Neuroscientists vowed to boycott the HBP if their concerns were ignored. An independent mediation committee was established to look into the charges and make recommendations to resolve the dispute. Its report, which is expected to further shake up the HBP's management, will be published in the next few weeks. In the meantime, the three-person committee's responsibilities will be taken on by the HBP's board of directors (currently a 22-strong team of scientists that includes the disbanded executive committee, although the three do not have voting rights).

Neurovision

The chairman of the HBP Board of Directors, Philippe Gillet, a geophysicist at EPFL and former chief of staff in the French ministry of higher education and research, told Nature that the HBP will take account of the mediation committee’s recommendations, and also the recommendations of an interim report by the European Commission on how successful the HBP has been so far in achieving its goals.

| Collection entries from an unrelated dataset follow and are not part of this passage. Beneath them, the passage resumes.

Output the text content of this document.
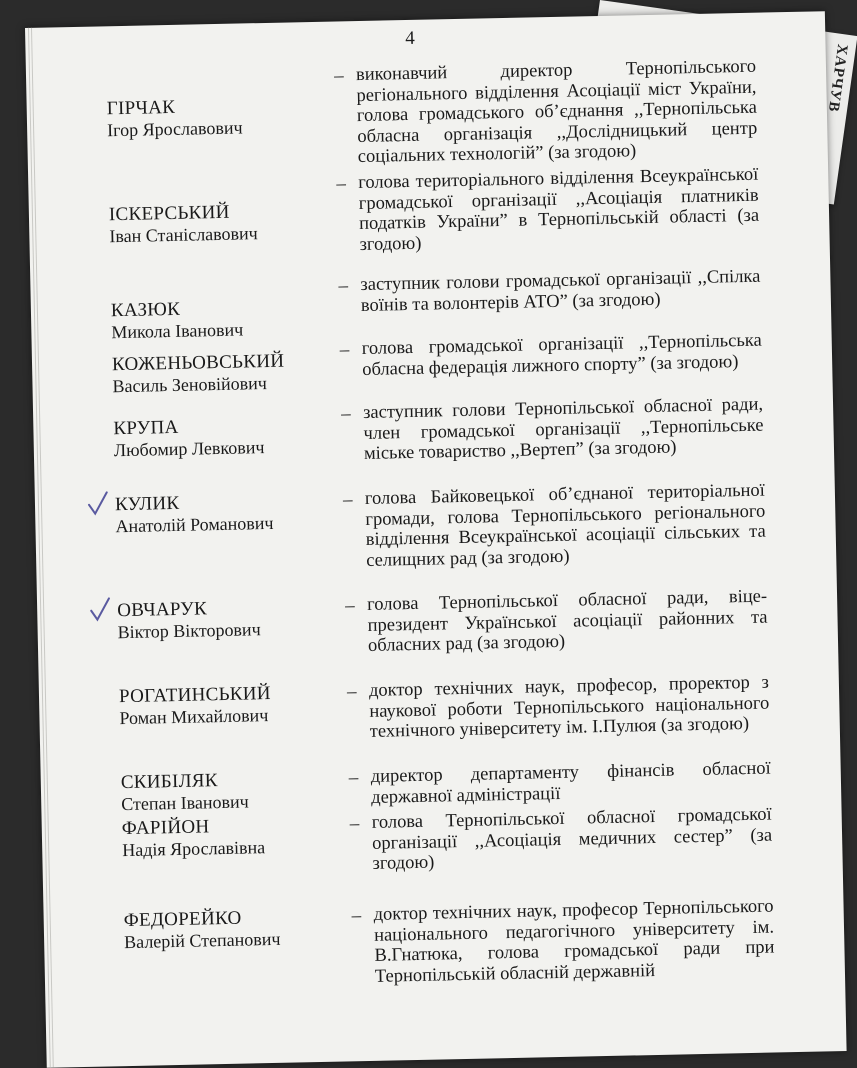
ХАРЧУВ
4
ГІРЧАК
Ігор Ярославович
– виконавчий директор Тернопільського регіонального відділення Асоціації міст України, голова громадського об’єднання ,,Тернопільська обласна організація ,,Дослідницький центр соціальних технологій” (за згодою)
ІСКЕРСЬКИЙ
Іван Станіславович
– голова територіального відділення Всеукраїнської громадської організації ,,Асоціація платників податків України” в Тернопільській області (за згодою)
КАЗЮК
Микола Іванович
– заступник голови громадської організації ,,Спілка воїнів та волонтерів АТО” (за згодою)
КОЖЕНЬОВСЬКИЙ
Василь Зеновійович
– голова громадської організації ,,Тернопільська обласна федерація лижного спорту” (за згодою)
КРУПА
Любомир Левкович
– заступник голови Тернопільської обласної ради, член громадської організації ,,Тернопільське міське товариство ,,Вертеп” (за згодою)
КУЛИК
Анатолій Романович
– голова Байковецької об’єднаної територіальної громади, голова Тернопільського регіонального відділення Всеукраїнської асоціації сільських та селищних рад (за згодою)
ОВЧАРУК
Віктор Вікторович
– голова Тернопільської обласної ради, віце-президент Української асоціації районних та обласних рад (за згодою)
РОГАТИНСЬКИЙ
Роман Михайлович
– доктор технічних наук, професор, проректор з наукової роботи Тернопільського національного технічного університету ім. І.Пулюя (за згодою)
СКИБІЛЯК
Степан Іванович
– директор департаменту фінансів обласної державної адміністрації
ФАРІЙОН
Надія Ярославівна
– голова Тернопільської обласної громадської організації ,,Асоціація медичних сестер” (за згодою)
ФЕДОРЕЙКО
Валерій Степанович
– доктор технічних наук, професор Тернопільського національного педагогічного університету ім. В.Гнатюка, голова громадської ради при Тернопільській обласній державній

The interim report, which the commission has claimed was positive, was completed last month but will not be published.

“We were teenagers when we started,” said Gillet. “Now we are adults and we have to adapt — and make the HBP attractive to neuroscientists.”

Neuroscientist Alexandre Pouget of the University of Geneva in Switzerland, a vocal HBP critic, says that putting decision-making into the hands of a board of directors is a strong signal that the Human Brain Project is getting itself in order. “But we are all waiting to see the report of the mediation committee,” he says, “And to understand how much of its content will really be implemented.”

The HBP’s announcement also confirmed rumours that the organization, currently supported by funding from the European Commission and research partners, has a vision of turning itself into an international organization with a permanent infrastructure, along the lines of Europe's particle-physics laboratory, CERN.